Fournier told iMediaEthics that she didn’t take down the post in question because the site is “an internet discussion forum” and “not a newspaper…under strict editorial control.”  She noted that the “we have always had a policy of moderating the site as little as possible because we want people to think critically when they read and write comments and opinions on the site” and that not only does the site not have the resources to moderate posts, but the site doesn’t want to determine what is or isn’t OK to post.

She added that “the post in question did not even name John Baglow but merely referred to his online alias,” Dr. Dawg. However, she stated the Baglow used “another identity (Ms Mew)” on the discussion and identified that Dr. Dawg is Baglow.  She commented that Smith had been making “(worse) comments” on Baglow’s own site. (iMediaEthics asked Baglow about this via e-mail Sept. 16 but hasn’t had any response. We will update with any response.)

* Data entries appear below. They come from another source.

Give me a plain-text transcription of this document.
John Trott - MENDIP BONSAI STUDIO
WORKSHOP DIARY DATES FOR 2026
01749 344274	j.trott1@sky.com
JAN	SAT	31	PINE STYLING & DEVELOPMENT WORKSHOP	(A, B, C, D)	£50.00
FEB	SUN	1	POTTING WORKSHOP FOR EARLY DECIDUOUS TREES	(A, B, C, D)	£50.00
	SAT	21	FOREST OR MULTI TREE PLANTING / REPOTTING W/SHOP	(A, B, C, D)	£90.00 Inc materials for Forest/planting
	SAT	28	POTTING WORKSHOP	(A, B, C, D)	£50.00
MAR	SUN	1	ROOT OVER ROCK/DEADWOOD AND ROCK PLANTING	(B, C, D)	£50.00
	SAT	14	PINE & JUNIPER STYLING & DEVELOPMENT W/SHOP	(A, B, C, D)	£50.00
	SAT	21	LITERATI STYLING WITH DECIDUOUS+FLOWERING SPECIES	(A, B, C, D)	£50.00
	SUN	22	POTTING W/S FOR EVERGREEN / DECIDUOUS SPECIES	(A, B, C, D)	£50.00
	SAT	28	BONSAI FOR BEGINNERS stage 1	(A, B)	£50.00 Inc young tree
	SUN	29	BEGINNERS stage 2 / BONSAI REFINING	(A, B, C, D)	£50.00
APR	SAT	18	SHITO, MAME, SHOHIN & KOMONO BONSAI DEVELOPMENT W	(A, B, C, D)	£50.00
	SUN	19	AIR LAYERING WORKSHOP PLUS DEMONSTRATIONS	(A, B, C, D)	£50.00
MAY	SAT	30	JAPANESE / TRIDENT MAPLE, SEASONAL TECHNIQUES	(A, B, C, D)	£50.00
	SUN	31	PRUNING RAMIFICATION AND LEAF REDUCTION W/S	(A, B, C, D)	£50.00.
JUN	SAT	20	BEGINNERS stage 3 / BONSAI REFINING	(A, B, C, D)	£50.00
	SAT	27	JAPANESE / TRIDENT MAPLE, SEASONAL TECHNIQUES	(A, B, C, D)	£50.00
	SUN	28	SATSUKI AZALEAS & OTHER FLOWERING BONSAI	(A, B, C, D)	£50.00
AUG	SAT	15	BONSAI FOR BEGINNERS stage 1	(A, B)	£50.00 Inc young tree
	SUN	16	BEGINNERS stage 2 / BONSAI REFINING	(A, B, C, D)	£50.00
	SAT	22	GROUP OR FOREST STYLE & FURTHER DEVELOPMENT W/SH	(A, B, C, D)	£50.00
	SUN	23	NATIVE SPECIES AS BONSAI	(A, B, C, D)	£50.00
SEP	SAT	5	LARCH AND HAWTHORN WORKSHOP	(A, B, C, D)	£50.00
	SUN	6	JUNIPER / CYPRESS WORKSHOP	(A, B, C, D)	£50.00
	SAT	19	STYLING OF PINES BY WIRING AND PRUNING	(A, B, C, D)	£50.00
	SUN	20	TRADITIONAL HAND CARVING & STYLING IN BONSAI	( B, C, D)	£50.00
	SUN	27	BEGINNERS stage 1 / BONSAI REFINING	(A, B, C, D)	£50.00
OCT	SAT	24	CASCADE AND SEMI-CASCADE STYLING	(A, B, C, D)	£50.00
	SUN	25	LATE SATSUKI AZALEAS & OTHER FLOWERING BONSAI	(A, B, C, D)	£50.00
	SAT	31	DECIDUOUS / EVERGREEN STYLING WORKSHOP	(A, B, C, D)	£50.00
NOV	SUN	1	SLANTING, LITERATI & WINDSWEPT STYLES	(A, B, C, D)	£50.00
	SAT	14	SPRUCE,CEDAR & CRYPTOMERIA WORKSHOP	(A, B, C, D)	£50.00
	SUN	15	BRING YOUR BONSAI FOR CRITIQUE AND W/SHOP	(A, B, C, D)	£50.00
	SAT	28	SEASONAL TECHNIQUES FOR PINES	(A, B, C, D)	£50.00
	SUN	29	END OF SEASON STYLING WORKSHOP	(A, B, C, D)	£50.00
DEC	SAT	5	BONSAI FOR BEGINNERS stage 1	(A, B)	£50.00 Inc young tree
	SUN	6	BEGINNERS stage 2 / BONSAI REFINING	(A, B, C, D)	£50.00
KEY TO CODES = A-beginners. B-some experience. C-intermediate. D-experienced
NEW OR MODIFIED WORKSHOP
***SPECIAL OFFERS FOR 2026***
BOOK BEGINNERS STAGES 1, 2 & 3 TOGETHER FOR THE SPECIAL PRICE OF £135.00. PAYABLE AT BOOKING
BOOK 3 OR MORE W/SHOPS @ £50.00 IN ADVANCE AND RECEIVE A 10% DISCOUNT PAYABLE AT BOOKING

iMediaEthics asked Fournier if she was surprised by the ruling.  She responded “We thought we had a strong case, but you never know if you are going to get a judge who understands the internet.  In this case, we did.”

Fournier added:

“The judge was obviously keenly interested in the issues surrounding this case, and we left feeling pretty confident that he “got it”.  We were, however, pleasantly surprised at how much work and thought went into his decision.  The judge included very important things in his ruling regarding internet defamation.  It is absurd to think that traditional defamation law should be applied to internet forums and blogs.

“Anyone  who spends any time at all debating online knows that flame wars erupt continually.  If all of those people started suing one another whenever their opponent said anything mean about them, the court system would be completely overwhelmed, and internet debate would become a thing of the past.  Nobody is going to risk debating politics online if they know that someone can sue them for saying anything remotely negative.  Even if a case is resolved by the court ruling that no defamation occurred, the defendant spends months or years of his life and thousands of dollars defending himself.”

Fournier argued that libel lawsuits have led to “libel chill in the Canadian political blogosphere” but “we find it pleasantly ironic that these attacks on us are ultimately creating law that is protecting freedom of speech on the internet.”  Regarding a potential appeal by Baglow, Fournier noted that “of course we just want this to be over,” but if the Appeals Court maintains the ruling “it is a win for internet freedom of speech.”

We asked Fournier if the site has been involved in another lawsuits. She responded that the site is “currently involved in five lawsuits.”

“There isn’t a lot of Internet case law in Canada, but we seem to be getting wrapped up in setting precedents,” Fournier commented.  She described some of the current lawsuits:

“The first three were initiated by a government employee named Richard Warman.  He sued us because we were discussing his involvement in a scandal involving the Canadian Human Rights Commission.  If you google his name, you can read all about that.  This lawsuit was the fourth, and Richard Warman has also launched a copyright suit against us.”

“In one of our Warman cases, he took us to court to get IP and email information on John Doe posters.  We fought it all the way to Divisional Court where they developed a new test that lower courts are now required to us when deciding whether to order this type of disclosure.  One of the factors they are supposed to consider is freedom of expression.  You can find that through google, too).”